A first casualty is that convenient separation of timescales for eukaryotic communities, where population dynamics play out much faster than evolutionary adaptation. This mismatch implies a simple rule — that the response of a community following some perturbation or shock should be predictable from the evolutionary pre-adaptedness to the new conditions of the various species present. Not so in microbial communities. Researchers have found that microbes often fill empty niches through new bursts of evolution, reconfiguring themselves to be adapted to a new setting. This is found in lung transplant patients, for example.
Because evolutionary change takes place as fast as ecological change, these two dynamics interact with one another, undermining another tenet of classical theory. This is the expectation that species found coexisting in some environment will not directly compete with one another, but will tend to show distinct capabilities, and rely on non-overlapping resources. This follows because fast ecological dynamics should select out the fitter of two species in competition. In the microbiome, however, many bacterial species often rely on very similar strategies. This means it’s hard to identify bacterial species present in a sample just by detecting the presence of genes that reflect a particular function, such as the ability to digest a resource.
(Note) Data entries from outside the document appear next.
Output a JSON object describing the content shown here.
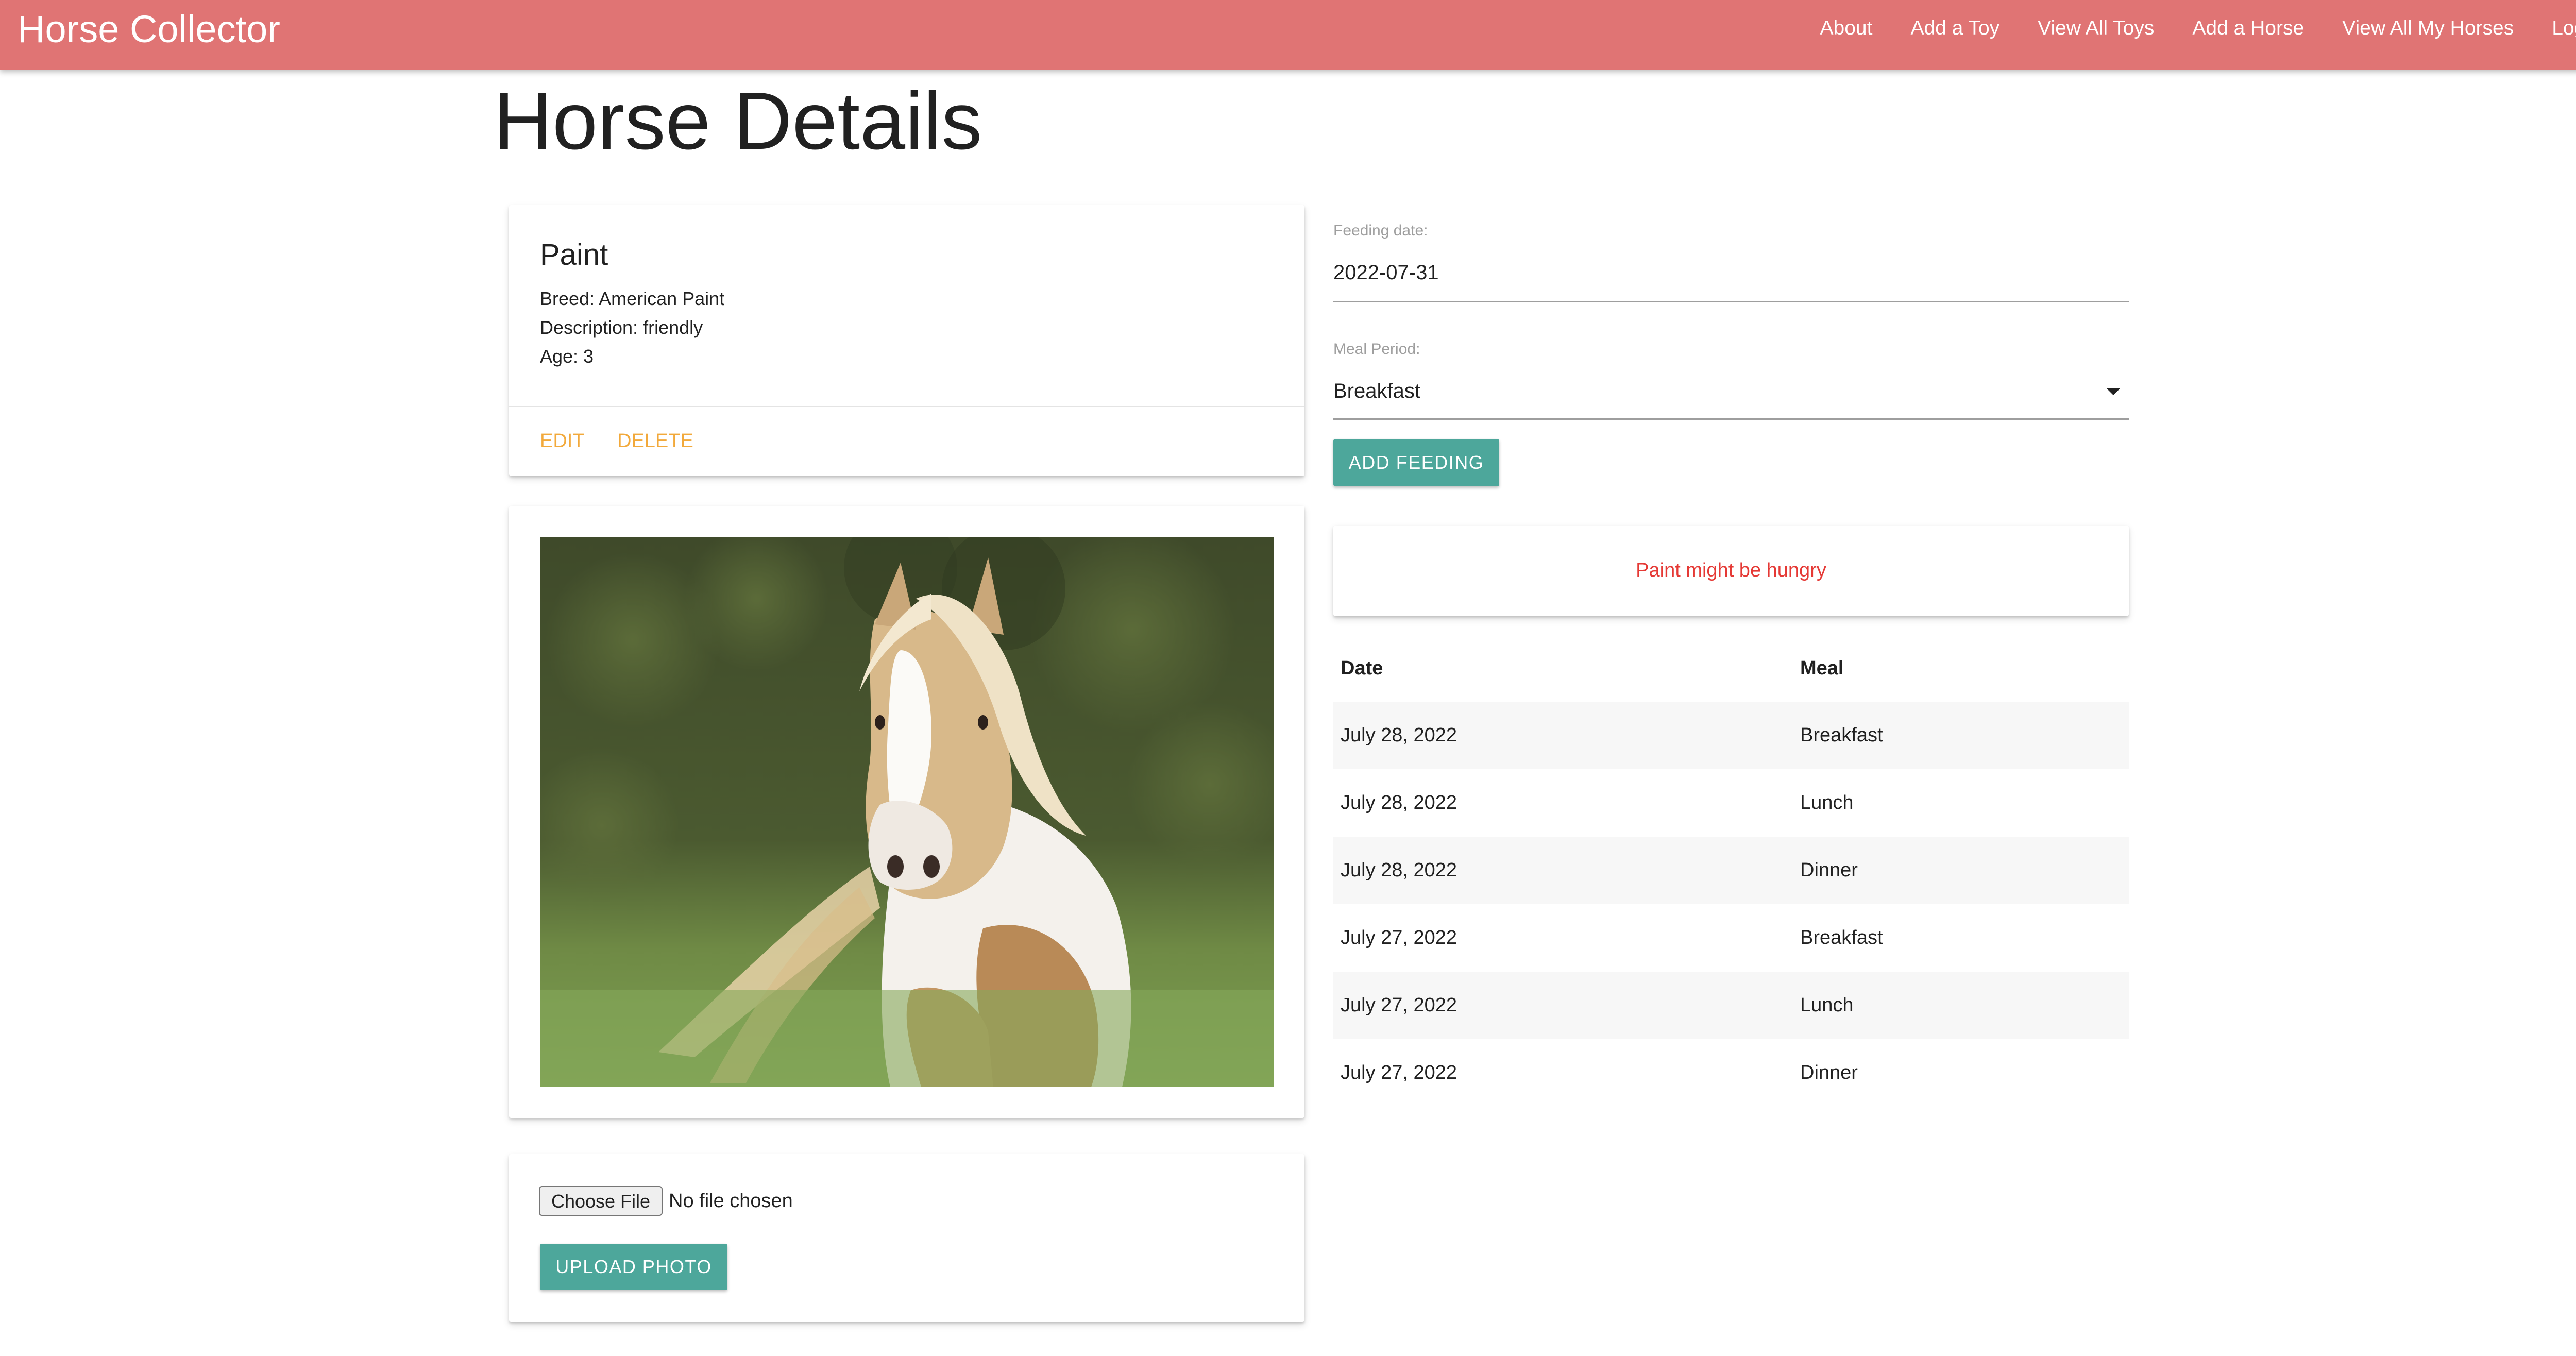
{
  "navbar": {
    "brand": "Horse Collector",
    "links": [
      "About",
      "Add a Toy",
      "View All Toys",
      "Add a Horse",
      "View All My Horses",
      "Log Out"
    ]
  },
  "page": {
    "title": "Horse Details"
  },
  "horse": {
    "name": "Paint",
    "breed_line": "Breed: American Paint",
    "description_line": "Description: friendly",
    "age_line": "Age: 3",
    "actions": {
      "edit": "EDIT",
      "delete": "DELETE"
    }
  },
  "upload": {
    "choose_file_label": "Choose File",
    "file_status": "No file chosen",
    "upload_button": "UPLOAD PHOTO"
  },
  "feeding_form": {
    "date_label": "Feeding date:",
    "date_value": "2022-07-31",
    "meal_label": "Meal Period:",
    "meal_value": "Breakfast",
    "add_button": "ADD FEEDING"
  },
  "status": {
    "message": "Paint might be hungry",
    "color": "#e53935"
  },
  "feedings_table": {
    "headers": [
      "Date",
      "Meal"
    ],
    "rows": [
      {
        "date": "July 28, 2022",
        "meal": "Breakfast"
      },
      {
        "date": "July 28, 2022",
        "meal": "Lunch"
      },
      {
        "date": "July 28, 2022",
        "meal": "Dinner"
      },
      {
        "date": "July 27, 2022",
        "meal": "Breakfast"
      },
      {
        "date": "July 27, 2022",
        "meal": "Lunch"
      },
      {
        "date": "July 27, 2022",
        "meal": "Dinner"
      }
    ]
  },
  "colors": {
    "navbar": "#e07474",
    "accent_teal": "#4da79b",
    "action_orange": "#f2a93b"
  }
}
Further confusion even in identifying the bacteria present in a microbial community comes from other mechanisms that break the link between function and identity. In eukaryotes, genes flow down hereditary lines and act as unique identifiers of a species. In contrast, microbes routinely spread genes between themselves — so-called horizontal gene transfer — so that detecting a gene becomes useless in identifying a species.
The microbiome also challenges the notion of species as a key organizing concept. Organisms in microbiotic communities often work so well in concert to achieve ends that the boundaries between species dissolve. The anthrax bacterium, for example, releases compounds known as siderophores that scavenge iron from iron-bearing proteins, making this scarce element required for DNA synthesis available to all. Another puzzle: if two or more bacterial species coexist, and thrive by harvesting similar resources, some of those bacteria will often lose some of the key genes they would, naively, require. They can simplify their genomes and rely on the supply of these genes from their closely related neighbours. The species concept loses meaning.
As Koskella and colleagues note, there is one final feature distancing microbial communities from classical ideas. Most organisms influence their environments, and those environments shape them as well. But this interaction is far more dynamic in microbial communities, which typically coevolve with their eukaryotic host. Some human genes of the immune system, for example, act directly to shape the composition of the gut microbiome for specific purposes, favouring some species over others. On a more sophisticated level, some epithelial cells produce microRNAs able to enter directly into microbial cells and regulate their genetic transcription. Hence, the behaviour of a microbial community cannot be understood simply as a spectrum of microbes competing and adjusting within a passive environment.
Thus the microbiome is putting pressure on a range of received biological principles. Given these problems, many biologists hope it might be possible to understand the microbiome by ignoring species altogether, forgetting ‘who’ is there and looking only at the collection of genes instead, an approach well suited to modern genomics methods. But perhaps we also await new concepts, akin to the ideas of quantum theory, that would at least partially preserve the notion of species and their interactions, and yet also make the strange world of the microbiome more intelligible.